Most of the hydrogen volume is still attached to the core of the Earth. It is estimated that the Mantle of the planet contains the equivalent to the volume of water of two earthly oceans; in the core, there would be the equivalent to up to five earthly oceans of water.
To reach this conclusion, Desch and his team designed a computerized model of the Earth in the period, related to its formation, and added hydrogen of an equivalent composition to the solar nebula. The model simulation produced by the software reached a result that matches some samples of rocks collected from the mantle of the earthly magma.
Therefore, the result of the study shows that one out of every 100 molecules of water on Earth came from a solar nebula – according to the article, the rest matches the most accepted hypothesis that water reached our planet via asteroids and comets.

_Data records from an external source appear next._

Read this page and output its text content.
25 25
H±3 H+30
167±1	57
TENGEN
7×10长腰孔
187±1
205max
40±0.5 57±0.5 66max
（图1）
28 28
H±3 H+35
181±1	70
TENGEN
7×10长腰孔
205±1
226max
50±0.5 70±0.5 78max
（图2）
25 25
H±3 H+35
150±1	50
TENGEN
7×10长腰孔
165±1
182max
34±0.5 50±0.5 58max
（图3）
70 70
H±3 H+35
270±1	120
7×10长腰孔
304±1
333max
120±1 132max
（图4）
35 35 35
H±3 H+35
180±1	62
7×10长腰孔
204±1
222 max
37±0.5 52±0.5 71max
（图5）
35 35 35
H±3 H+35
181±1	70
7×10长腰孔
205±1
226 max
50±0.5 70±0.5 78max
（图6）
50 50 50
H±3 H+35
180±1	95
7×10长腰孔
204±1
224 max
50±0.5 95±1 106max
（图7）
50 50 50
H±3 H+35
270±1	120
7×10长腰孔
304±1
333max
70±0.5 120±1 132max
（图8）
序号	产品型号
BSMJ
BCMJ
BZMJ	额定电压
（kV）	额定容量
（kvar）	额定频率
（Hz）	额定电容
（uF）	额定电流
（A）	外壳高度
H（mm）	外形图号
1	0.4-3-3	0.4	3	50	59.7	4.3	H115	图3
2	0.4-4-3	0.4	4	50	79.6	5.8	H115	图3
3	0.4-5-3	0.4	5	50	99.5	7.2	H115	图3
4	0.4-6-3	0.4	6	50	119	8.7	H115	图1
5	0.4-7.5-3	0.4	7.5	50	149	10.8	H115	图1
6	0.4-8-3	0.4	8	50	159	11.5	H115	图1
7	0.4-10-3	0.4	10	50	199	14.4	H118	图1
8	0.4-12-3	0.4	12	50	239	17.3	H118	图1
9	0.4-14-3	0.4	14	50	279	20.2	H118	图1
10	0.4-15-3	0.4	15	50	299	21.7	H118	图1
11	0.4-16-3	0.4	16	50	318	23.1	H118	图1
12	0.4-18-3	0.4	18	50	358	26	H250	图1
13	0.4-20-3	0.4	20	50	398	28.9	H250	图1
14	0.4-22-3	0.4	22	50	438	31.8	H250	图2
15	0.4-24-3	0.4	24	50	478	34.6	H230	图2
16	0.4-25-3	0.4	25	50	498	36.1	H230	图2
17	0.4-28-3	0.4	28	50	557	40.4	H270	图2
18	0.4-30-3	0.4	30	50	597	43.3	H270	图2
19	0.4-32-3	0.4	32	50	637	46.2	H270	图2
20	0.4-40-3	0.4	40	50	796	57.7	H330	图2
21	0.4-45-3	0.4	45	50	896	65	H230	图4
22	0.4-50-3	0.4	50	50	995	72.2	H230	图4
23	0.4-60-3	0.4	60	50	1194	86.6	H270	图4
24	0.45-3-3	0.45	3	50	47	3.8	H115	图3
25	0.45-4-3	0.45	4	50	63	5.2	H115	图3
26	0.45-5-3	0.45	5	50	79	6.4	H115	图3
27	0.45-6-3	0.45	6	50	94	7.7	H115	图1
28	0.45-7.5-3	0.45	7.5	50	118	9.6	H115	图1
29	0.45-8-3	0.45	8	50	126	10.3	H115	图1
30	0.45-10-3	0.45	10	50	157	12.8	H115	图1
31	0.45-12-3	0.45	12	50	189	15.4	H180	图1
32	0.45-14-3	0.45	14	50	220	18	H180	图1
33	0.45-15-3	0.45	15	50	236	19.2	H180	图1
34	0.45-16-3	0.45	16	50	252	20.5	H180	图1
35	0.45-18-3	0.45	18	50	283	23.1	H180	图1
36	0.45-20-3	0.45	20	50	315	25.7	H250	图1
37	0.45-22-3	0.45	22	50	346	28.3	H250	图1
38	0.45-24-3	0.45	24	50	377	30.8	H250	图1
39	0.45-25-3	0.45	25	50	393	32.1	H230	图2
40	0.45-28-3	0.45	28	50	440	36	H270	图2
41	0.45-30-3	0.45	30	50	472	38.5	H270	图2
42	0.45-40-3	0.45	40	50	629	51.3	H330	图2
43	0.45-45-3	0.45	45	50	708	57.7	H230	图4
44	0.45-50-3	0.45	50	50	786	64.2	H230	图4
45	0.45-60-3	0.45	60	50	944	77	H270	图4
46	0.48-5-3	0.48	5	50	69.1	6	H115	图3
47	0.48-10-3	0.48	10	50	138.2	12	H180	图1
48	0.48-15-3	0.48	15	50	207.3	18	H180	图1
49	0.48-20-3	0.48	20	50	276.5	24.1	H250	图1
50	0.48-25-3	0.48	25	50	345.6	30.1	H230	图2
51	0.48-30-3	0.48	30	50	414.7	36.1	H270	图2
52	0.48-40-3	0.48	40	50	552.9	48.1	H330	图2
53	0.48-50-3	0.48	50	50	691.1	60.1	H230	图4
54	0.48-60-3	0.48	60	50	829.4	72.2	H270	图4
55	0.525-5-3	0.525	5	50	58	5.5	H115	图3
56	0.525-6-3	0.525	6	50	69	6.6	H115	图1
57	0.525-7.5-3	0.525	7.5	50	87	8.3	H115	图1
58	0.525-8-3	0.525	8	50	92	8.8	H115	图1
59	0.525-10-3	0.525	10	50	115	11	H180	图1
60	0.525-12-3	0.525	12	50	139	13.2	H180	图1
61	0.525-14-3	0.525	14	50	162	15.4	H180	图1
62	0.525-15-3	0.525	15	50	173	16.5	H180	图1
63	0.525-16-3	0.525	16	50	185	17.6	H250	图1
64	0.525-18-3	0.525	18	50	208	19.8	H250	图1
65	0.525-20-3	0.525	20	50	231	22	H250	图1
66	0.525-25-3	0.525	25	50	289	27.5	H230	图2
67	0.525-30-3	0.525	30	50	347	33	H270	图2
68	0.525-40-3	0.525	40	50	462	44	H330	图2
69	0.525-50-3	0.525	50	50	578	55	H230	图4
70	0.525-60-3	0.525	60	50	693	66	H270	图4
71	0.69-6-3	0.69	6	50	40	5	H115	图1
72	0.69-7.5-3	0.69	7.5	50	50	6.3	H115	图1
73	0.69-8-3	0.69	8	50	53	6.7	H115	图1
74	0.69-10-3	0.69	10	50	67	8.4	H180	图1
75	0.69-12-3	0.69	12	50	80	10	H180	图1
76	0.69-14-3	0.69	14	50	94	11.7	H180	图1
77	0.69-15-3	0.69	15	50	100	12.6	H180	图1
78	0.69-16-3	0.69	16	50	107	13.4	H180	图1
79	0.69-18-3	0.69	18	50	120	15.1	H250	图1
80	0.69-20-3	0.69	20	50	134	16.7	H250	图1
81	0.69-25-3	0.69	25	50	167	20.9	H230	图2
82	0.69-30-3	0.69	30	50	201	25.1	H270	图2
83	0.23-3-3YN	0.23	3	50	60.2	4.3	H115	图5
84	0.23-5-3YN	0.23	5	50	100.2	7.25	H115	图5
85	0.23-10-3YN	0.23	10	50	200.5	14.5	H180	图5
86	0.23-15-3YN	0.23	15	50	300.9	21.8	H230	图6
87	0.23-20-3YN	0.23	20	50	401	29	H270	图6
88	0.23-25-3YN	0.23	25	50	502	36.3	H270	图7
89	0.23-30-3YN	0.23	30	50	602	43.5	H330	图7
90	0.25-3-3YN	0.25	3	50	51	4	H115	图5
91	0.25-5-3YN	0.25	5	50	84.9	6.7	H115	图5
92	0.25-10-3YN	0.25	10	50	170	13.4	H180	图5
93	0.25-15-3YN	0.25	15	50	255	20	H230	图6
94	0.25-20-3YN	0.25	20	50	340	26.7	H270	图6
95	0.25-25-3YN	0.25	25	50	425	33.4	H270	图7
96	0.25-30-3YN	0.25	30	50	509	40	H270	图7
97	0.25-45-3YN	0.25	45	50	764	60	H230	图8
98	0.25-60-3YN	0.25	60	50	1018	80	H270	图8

Asteroids and comets: another source of water
Published on the Journal of Geophysical Research: Planets, the breakthrough is not the first to establish an explanation for the presence of water on Earth. It also offers a demonstration in accordance with the hypothesis of comets and asteroids.
A crucial factor to think about the origin of water on Earth is the mixture between deuterium atoms (heavy hydrogen, chemical symbol D) and conventional hydrogen (chemical symbol H). Water from the global ocean has a mixture D/H of 150 parts per million (ppm), similar to the mixture found in the water of asteroids, around 140 ppm in the D/H mixture.
In the solar nebula, the mixture D/H is considerably inferior, of 21 ppm, and for this reason, the hypothesis that took it for consideration was abandoned. The computerized model that served as the basis for the study, however, shows that the Earth may have gone through a series of geochemical processes that increased the D/H mixture of the hydrogen collected from the nebula. Thus, they would be the first source of water on the Earth, afterward added to more water originating from asteroids.
“Even planets that form far away from sources of water-rich asteroids may still have water,” he says. “Not as much as Earth, perhaps, but there is a floor of about 0.1 to 0.2 oceans’ worth of hydrogen – applicable to Venus and many other exoplanets, he concluded in the Popular Science interview.